Et puis il y a cette sensation paradoxale d’avoir déjà bien rempli sa journée presque avant qu’elle n’ait commencé… et peut-être est-elle déjà finie, d’ailleurs, peut-être qu’une lettre de licenciement les attend au bureau.
Di décide de se confier à eux lorsqu’on leur sert leur deuxième café, et il est soulagé par leur approbation unanime. Peut-être aurait-il déjà dû leur parler… après tout, ils se trouvent dans un lieu public, à la portée d’un éventuel micro caché. Il décide de ne leur donner que des informations fragmentaires sur les chiffres que lui a transmis Carla, comptant sur eux pour orienter leur travail dans la bonne direction.
C’est aussi à ce moment-là qu’il décide de recontacter cette journaliste, Berlina Jameson, une fois que son équipe aura fait des progrès. L’alliance d’un groupe de scientifiques bien informés et de médias pleins de curiosité devrait étouffer dans l’œuf toute tentative de censure.
Il se demande néanmoins s’il ne court pas de gros risques. L’année précédente, quatre membres du Congrès et un paquet de hauts fonctionnaires se sont fait assassiner. Officiellement, ces crimes ont été attribués à des citoyens pris de démence, mais selon la rumeur, lesdits citoyens étaient en fait manipulés. N’est-il pas en train de trahir sa femme et ses enfants ?
Est-ce plus grave que de trahir l’humanité ?

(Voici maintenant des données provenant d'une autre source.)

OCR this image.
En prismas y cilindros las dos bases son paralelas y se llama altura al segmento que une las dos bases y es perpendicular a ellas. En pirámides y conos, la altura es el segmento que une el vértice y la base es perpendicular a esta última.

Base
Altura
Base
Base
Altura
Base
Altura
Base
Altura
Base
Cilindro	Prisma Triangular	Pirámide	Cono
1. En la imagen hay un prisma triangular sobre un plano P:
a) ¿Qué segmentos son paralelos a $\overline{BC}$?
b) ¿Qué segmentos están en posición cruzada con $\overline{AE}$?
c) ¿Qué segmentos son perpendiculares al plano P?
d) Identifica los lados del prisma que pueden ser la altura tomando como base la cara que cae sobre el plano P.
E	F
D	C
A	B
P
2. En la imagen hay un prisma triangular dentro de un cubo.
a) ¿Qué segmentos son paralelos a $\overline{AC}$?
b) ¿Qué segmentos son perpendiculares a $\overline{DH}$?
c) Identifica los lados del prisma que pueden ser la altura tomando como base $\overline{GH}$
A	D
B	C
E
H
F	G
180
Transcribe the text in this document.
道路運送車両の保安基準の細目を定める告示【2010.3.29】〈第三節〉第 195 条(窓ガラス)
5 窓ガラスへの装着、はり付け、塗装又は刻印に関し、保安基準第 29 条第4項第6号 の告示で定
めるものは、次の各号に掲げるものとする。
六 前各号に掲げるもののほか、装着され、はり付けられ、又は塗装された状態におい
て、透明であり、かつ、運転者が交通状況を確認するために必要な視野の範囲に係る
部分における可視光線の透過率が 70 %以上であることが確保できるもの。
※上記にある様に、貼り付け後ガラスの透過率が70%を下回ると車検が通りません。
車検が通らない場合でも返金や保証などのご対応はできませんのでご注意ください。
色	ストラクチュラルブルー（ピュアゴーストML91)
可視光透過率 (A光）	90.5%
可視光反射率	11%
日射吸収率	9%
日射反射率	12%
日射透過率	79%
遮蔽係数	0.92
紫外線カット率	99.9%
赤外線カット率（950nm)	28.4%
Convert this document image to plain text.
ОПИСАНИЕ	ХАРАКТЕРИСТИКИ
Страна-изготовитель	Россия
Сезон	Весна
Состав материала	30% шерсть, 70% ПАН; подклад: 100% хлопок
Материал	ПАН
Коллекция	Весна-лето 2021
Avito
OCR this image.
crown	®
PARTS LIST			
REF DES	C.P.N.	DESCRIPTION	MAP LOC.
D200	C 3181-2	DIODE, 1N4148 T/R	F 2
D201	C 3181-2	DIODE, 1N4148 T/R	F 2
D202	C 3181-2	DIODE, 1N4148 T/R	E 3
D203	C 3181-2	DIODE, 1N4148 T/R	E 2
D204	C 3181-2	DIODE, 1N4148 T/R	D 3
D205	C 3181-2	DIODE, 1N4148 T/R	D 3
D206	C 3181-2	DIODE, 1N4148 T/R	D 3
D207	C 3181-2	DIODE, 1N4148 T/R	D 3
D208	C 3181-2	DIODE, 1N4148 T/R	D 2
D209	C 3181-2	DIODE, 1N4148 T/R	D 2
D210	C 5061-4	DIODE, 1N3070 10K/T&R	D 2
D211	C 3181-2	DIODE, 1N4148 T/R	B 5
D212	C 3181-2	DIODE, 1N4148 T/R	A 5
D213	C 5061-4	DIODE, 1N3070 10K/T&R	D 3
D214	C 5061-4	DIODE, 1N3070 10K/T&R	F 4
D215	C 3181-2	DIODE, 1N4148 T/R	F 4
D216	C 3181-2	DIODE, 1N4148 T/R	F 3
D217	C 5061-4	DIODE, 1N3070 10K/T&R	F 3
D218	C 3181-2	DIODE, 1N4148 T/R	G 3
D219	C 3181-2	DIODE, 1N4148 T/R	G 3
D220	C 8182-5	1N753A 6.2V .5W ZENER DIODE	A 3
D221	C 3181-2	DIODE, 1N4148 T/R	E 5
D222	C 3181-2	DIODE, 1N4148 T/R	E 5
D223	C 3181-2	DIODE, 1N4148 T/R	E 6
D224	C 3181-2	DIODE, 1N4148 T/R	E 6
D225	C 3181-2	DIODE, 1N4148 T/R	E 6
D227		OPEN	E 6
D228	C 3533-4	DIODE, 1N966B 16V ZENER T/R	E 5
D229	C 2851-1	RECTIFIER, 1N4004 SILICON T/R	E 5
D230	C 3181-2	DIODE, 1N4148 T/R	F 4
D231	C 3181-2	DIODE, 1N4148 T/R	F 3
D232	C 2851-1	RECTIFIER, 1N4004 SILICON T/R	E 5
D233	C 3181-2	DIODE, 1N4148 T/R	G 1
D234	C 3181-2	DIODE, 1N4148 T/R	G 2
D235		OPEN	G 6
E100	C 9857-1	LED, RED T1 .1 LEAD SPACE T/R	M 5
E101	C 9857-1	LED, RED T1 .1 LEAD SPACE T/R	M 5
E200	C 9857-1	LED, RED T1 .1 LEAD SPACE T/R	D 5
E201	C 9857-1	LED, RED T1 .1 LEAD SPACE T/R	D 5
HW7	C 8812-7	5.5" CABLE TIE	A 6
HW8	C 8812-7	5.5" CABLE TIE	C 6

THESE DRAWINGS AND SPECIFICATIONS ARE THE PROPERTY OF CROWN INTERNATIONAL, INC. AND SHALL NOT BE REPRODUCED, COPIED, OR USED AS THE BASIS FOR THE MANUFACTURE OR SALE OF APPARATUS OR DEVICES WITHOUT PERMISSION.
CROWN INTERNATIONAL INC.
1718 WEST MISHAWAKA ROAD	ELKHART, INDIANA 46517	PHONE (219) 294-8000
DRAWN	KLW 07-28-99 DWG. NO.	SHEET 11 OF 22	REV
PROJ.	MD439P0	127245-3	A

Il s’aperçoit que tous les regards sont braqués sur lui et se rend compte qu’il a cessé de parler depuis quelques minutes ; sans doute donne-t-il l’impression de rêver les yeux ouverts.
— D’accord, reprend-il. Le problème est similaire à celui du réchauffement global, à une échelle moins importante. Quand assisterons-nous à des effets inédits ? C’est un sujet à la frontière des maths et de la météo – à condition de trouver le bon modèle mathématique pour décrire la bonne situation météo. Comme nous risquons de ne plus travailler ensemble très longtemps, vous allez dès à présent vous diviser en deux équipes. Talley et Mohammed, équipe un, votre mission est de me trouver des effets inédits plausibles – laissez parler votre cœur, c’est autant une question de science que d’intuition. Pete et Wo Ping, équipe deux, mêmes instructions… mais défense de regarder ce que fait l’équipe un. Gretch, vous suivez le travail des deux équipes et vous me transmettez vos rapports. À la fin de la semaine, les deux équipes se communiquent leurs résultats respectifs, et chacune d’elles tente d’infirmer les idées de l’autre. La semaine prochaine, si nous sommes encore ensemble et si on ne nous a pas mutés dans six postes différents, nous devrions avoir dressé une liste de phénomènes prévisibles et les avoir sérieusement mis à l’épreuve entre nous. À ce moment-là, je recontacterai Diem pour le convaincre de transmettre notre dossier en haut lieu et éventuellement de le rendre public.
— Même si… euh…
Talley laisse sa phrase inachevée, mais tous savent ce qu’elle allait demander à Di.
— Oui, dit celui-ci. Même si les nouvelles sont graves et risquent de déclencher des émeutes. Bon sang, on ne peut pas tromper les gens indéfiniment ; que leur dirons-nous quand leurs villes seront détruites : « il n’y a aucune raison de s’affoler » ? Il est grand temps de proclamer la vérité.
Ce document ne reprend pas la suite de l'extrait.